At this time, if only your name is on the deed, you have the legal right to change the locks because property law would say that you own the house at this juncture.  Therefore, if your husband were to break-in and go through your things you could call the police and have him arrested.  Keep in mind that just like getting a court order to keep your husband out of the house to give you some privacy, this could give rise to serious reprecussions if you don't think things out and a divorce or separation proceeding is filed or even if it isn't filed and your husband has control of things that could adversely affect you.  Read on and you will understand.  It has to do with what a man might do when he is angry.  The same concept applies when a woman is angry, something that is commonly referred to as a "woman's scorn." 

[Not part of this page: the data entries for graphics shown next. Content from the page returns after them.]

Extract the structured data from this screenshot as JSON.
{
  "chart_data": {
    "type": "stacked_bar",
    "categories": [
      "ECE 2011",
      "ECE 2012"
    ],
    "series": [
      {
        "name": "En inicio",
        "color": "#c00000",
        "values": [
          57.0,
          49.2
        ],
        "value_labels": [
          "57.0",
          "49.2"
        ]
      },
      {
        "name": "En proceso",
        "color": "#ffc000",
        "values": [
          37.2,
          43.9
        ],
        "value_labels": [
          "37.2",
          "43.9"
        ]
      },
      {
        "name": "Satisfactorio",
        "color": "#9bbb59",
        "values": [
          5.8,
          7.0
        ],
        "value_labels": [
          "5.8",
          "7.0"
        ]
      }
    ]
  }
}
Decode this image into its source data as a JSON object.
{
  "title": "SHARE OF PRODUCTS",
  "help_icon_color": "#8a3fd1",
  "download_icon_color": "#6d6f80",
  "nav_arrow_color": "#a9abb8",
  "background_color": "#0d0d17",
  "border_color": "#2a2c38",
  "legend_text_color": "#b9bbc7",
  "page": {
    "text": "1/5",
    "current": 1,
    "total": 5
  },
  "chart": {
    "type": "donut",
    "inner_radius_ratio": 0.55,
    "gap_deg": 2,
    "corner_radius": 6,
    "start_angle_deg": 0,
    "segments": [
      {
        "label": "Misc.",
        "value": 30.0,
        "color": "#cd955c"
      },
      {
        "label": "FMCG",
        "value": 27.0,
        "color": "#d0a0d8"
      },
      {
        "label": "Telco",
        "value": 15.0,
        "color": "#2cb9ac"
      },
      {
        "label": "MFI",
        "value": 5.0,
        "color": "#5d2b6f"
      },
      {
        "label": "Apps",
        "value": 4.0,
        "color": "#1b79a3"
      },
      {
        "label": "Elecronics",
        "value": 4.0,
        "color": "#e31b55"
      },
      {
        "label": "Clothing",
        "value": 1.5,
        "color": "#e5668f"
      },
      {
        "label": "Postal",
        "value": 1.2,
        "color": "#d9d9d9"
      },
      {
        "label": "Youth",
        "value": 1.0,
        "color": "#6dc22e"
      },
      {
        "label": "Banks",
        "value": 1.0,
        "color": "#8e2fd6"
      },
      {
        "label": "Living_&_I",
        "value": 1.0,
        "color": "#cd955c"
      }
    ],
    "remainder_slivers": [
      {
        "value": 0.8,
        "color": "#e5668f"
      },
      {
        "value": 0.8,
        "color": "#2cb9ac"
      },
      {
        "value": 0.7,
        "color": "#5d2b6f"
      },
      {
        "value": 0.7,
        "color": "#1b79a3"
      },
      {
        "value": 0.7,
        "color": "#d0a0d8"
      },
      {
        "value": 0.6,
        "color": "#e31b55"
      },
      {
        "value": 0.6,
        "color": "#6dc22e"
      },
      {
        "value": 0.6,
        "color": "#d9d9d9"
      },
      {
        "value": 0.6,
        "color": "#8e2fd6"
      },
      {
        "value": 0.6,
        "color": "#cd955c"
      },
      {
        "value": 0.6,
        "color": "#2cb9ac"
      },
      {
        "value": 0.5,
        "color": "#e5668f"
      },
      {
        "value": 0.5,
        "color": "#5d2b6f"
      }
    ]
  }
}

I'm sure this is not the answer you are looking for, but it is possible to move forward with an action in court to give you the right to privacy in the house where you live. Just keep in mind what repercussions might flow from getting an order keeping him out of the house. For example, if your husband pays for the house and he is angry at the actions you take then (1) he might stop paying or, if your husband provides you with money for food or with health insurance or auto insurance then he might stop contributing money for you to survive on or he might remove you from the health or auto insurance. These are only a few of the things that could happen. You need to always consider what could go wrong or what consequences might follow from any action you take. Please know that this answer is not a substitute for legal advice provided by an attorney who has met with you at length and has had the opportunity to advise you of all the likely things that might occur after he or she has been fully informed of your circumstances, your background, your options, and how you wish to proceed.

I know personally that these matters can be very annoying, scary and challenging.  I wish you all the best in dealing with this difficult situation.